Os chamados “conceitos” de figuras, objetos, palavras, sons, enfim, qualquer tipo de estímulo, são formados então, através da equivalência de estímulos. Formam uma classe de estímulos os estímulos que estabelecem algumas relações entre si. Os estudos acerca da equivalência de estímulos têm mostrado que após o treino de algumas relações entre estímulos, outras relações não treinadas emergem sem treino direto. É este processo que ocorre na aprendizagem, ou seja, na compreensão de conceitos e, também, na alfabetização.

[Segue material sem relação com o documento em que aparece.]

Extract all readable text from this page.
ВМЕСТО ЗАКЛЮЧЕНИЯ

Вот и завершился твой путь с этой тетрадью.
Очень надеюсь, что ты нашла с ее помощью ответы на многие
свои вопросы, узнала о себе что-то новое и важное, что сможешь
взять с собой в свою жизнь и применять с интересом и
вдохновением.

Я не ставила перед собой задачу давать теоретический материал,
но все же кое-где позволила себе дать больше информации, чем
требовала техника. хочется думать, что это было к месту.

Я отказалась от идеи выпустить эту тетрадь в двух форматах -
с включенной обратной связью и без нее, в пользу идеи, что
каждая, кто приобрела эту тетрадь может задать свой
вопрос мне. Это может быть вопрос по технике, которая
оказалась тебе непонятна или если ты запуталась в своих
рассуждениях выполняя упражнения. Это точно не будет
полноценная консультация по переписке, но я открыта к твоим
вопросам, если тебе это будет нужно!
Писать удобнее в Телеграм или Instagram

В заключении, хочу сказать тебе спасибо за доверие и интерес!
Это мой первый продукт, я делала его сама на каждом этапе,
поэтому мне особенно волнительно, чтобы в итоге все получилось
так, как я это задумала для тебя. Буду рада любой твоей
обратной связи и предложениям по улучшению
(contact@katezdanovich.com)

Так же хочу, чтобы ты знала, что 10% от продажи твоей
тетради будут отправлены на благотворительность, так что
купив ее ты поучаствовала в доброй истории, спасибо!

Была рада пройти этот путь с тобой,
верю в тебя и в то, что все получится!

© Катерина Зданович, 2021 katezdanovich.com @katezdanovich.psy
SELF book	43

Antes de aprender a ler e escrever a criança já tem formada uma classe de estímulos equivalentes contendo figuras (estímulos bidimensionais), objetos reais (estímulos tridimensionais) e sons (palavras faladas pela própria criança e/ou por outras pessoas). Isto significa que a figura de um bolo, o bolo real e o som vocal “bolo” significam a mesma coisa para esta criança. Se alguém falar para ela “bolo” ela imediatamente se lembrará dos bolos que já viu ou já comeu; ou apontará a foto do bolo na revista; ou responderá “Sim, quero de chocolate!”. O mesmo acontecerá se alguém mostrar uma imagem de um bolo para esta criança ou mostrar o próprio bolo real. Ou seja, diferentes dimensões de estímulos evocam as mesmas respostas, porque no decorrer do seu desenvolvimento cognitivo esta criança conseguiu estabelecer relações equivalentes entre estes estímulos e, agora, eles fazem parte da mesa classe de estímulos. 

Porém, antes da alfabetização falta uma dimensão de estímulo nesta classe, falta a palavra escrita. Quando introduzimos a palavra escrita nesta classe de estímulos a criança passa a também responder ao símbolo BOLO (escrito à mão, impresso, em uma revista ou cardápio). As respostas que este estímulo evoca são as mesmas já citadas, ou seja, ao ler a palavra BOLO a criança se lembra dos bolos que conhece; diz que quer um bolo e de qual sabor; aponta uma imagem de bolo ou o bolo real; etc. Neste momento, dizemos que a criança está alfabetizada.

O procedimento básico para introduzir a palavra escrita na classe de estímulos já formada para cada conceito consiste em treinar algumas relações entre estímulos e testar se novas relações emergem sem treino. Os estímulos que deverão estabelecer relações equivalentes entre si são: palavras faladas (que chamaremos de estímulos A); figuras (que chamaremos de estímulos B); e palavras escritas (que chamaremos de estímulos C).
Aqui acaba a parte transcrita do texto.